The bank described its new lending criteria as “prudent” despite the fact it goes against government calls for banks to start lending for home purchases to allow buyers to avail of generous tax reliefs introduced in last December’s Budget.
AIB has the lowest variable rates for mortgages at 2.84% but those looking for a mortgage could now qualify for larger loans by turning to the likes of ICS or KBC Bank.
The new rules mean that AIB will only approve mortgages for those who can cope with interest rates going as high as 6% – up from 5% earlier this month.
The move has the effect of lowering the amount of money home buyers are now approved for by AIB.
According to MyHome.ie blogger Karl Deeter of Irish Mortgage Brokers, a couple with two incomes of €35,000 each taking out a 30 year mortgage would have been approved for €348,000 under the old rules but the new rules mean they would now receive just €312,000 – €36,000 down on what they would have got.
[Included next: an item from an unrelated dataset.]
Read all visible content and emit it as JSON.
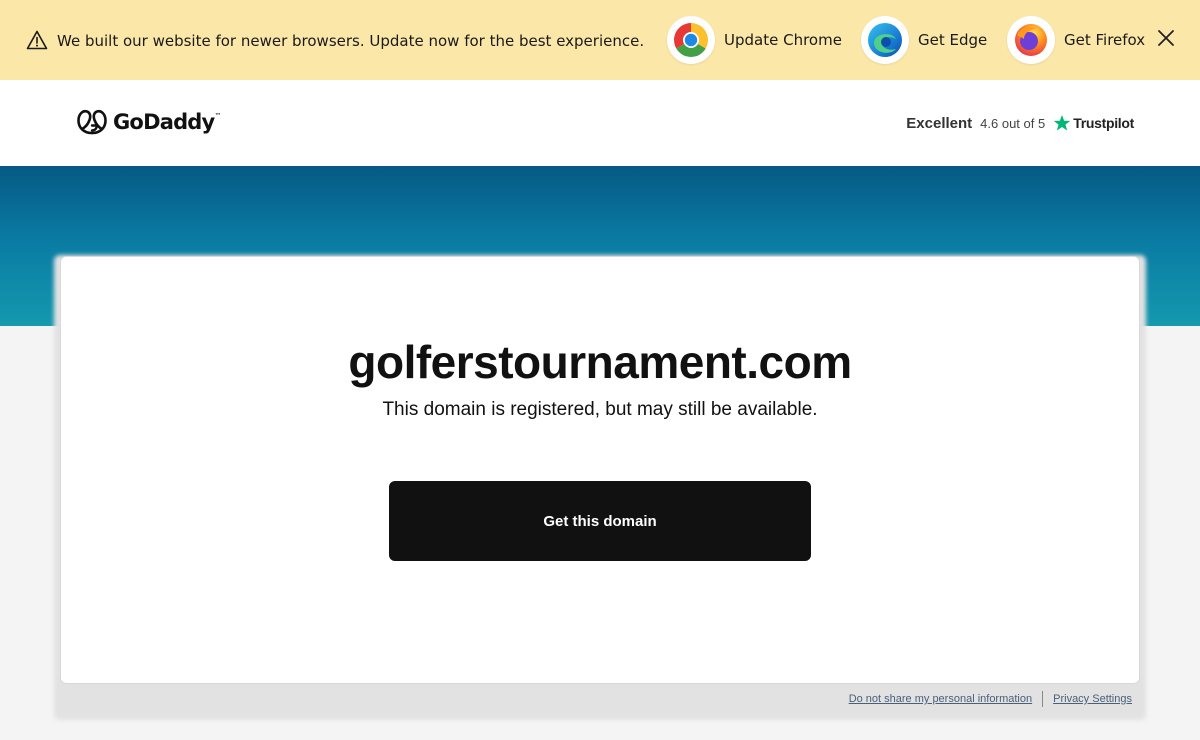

A spokeswoman for AIB told The Irish Independent that the rule change was introduced to ensure all lending by the bank was prudent.
She said it was required to stress test borrowers to see if they could cope with lending rates of at least 2% above current rates.
The bank’s actions were in keeping with new provisions under the Central Bank’s consumer protection code.
It was not the case that the bank was pulling back from lending to new buyers. This year mortgage lending was set to rise by €200m to €1bn, the AIB spokeswoman said.